Thursday, December 13, 2007

Tactic for enhancing concert experiences

To enhance the experience of going to a concert, don't listen to the act performing for as long a period of time prior to the performance as you are able.

That's the approach I'm adopting from here on out, anyway. The Trans-Siberian Orchestra rolled through here last weekend at the new downtown Sprint Arena. I usually have something playing while I read, and if the material doesn't require an extreme focus on my part, it might include lyrical stuff. But for the last few months I hadn't listened to TSO.

It paid off. While it seemed out-of-ear meant out-of-mind (before the concert, I wasn't as pumped as I'd been in the past), distance did make the heart grow fonder. It felt reminiscient of how it did when I was experiencing the music for the first time. More so than would have otherwise been the case, anyway.

The satisfaction I derived from having abstained for awhile might also be influenced by the false-closer (before the encore), bleeding over into all aspects of the performance, thereby enhancing my enjoyment of it. Going from the Ninth into a battle between the Fifth and Mozart's Requiem is more than I could've asked for:

(Although TSO is primarily known for their Christmas-themed albums, Beethoven's Last Night is my favorite).
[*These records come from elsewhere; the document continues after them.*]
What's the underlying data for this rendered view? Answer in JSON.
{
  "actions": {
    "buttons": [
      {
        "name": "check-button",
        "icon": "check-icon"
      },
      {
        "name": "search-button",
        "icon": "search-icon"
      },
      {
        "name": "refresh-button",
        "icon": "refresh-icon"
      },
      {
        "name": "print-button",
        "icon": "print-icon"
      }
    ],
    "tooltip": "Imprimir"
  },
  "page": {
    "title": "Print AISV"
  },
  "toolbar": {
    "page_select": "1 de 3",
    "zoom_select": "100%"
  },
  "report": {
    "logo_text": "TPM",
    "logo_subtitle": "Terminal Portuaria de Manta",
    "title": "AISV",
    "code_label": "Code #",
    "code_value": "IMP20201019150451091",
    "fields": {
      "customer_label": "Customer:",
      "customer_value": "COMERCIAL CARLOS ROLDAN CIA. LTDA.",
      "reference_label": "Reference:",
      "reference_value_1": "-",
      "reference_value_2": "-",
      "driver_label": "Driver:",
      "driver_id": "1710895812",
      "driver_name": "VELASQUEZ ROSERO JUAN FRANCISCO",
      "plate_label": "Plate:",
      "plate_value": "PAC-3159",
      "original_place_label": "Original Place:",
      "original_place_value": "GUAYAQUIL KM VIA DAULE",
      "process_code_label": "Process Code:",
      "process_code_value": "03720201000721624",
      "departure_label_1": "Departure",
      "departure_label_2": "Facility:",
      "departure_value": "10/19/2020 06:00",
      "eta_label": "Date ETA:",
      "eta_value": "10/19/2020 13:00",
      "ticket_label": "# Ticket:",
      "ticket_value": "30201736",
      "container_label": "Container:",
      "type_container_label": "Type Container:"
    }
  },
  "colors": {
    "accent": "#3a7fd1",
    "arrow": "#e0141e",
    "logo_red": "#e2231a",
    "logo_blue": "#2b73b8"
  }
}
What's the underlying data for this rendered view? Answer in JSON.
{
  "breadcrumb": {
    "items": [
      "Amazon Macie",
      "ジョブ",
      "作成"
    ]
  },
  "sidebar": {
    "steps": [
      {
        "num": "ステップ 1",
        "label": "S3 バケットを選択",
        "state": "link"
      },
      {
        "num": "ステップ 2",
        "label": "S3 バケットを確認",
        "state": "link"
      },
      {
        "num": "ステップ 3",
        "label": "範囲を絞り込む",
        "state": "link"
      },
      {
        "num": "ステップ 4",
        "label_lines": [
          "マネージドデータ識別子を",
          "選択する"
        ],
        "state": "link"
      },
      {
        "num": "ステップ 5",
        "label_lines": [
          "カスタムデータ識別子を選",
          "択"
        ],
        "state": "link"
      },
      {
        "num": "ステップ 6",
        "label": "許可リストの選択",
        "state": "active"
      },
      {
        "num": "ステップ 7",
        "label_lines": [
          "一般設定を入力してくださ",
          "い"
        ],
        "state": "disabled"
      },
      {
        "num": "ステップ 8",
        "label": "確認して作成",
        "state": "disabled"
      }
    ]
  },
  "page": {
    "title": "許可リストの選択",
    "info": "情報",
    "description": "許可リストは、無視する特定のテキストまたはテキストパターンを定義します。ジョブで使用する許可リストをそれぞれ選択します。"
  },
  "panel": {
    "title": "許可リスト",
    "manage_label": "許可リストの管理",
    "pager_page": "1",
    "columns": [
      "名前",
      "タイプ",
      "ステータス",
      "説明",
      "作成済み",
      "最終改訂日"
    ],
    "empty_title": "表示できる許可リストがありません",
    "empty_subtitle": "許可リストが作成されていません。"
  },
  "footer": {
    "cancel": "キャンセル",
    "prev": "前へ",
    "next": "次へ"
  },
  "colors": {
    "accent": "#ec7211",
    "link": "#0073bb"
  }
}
Whenever I go on trips to places that are new to me, I bring an album I'm somewhat familiar with, and generally like, along. (With the IPod 'revolution', that's probably antiquated now, but it might just as well be an artist instead of a specific album). When I'm running or driving there, I'll listen to the album. From then on, hearing any of the music from the album brings potent memories from the trip to mind.

I've been doing it for about a decade, and it has worked tremendously well as a memory device. It is similar to the emotions and memories brought on by hearing what you and a girlfriend had designated as "your" (as in the identity as a couple) song.

While you're pining for memories past, don't go digging too deeply, though. Youtube has become a place where old music videos flourish. Finding the video of the song is unlikely to better the emotional experience, but there is plenty of opportunity for it to be soured.

Take the following Blues Traveler tune, for example. I became acquainted with it in Boulder. Still-shots of the Rockies would've been 100 times better than this. Now I'll have to struggle to block out the video whenever I listen to the song!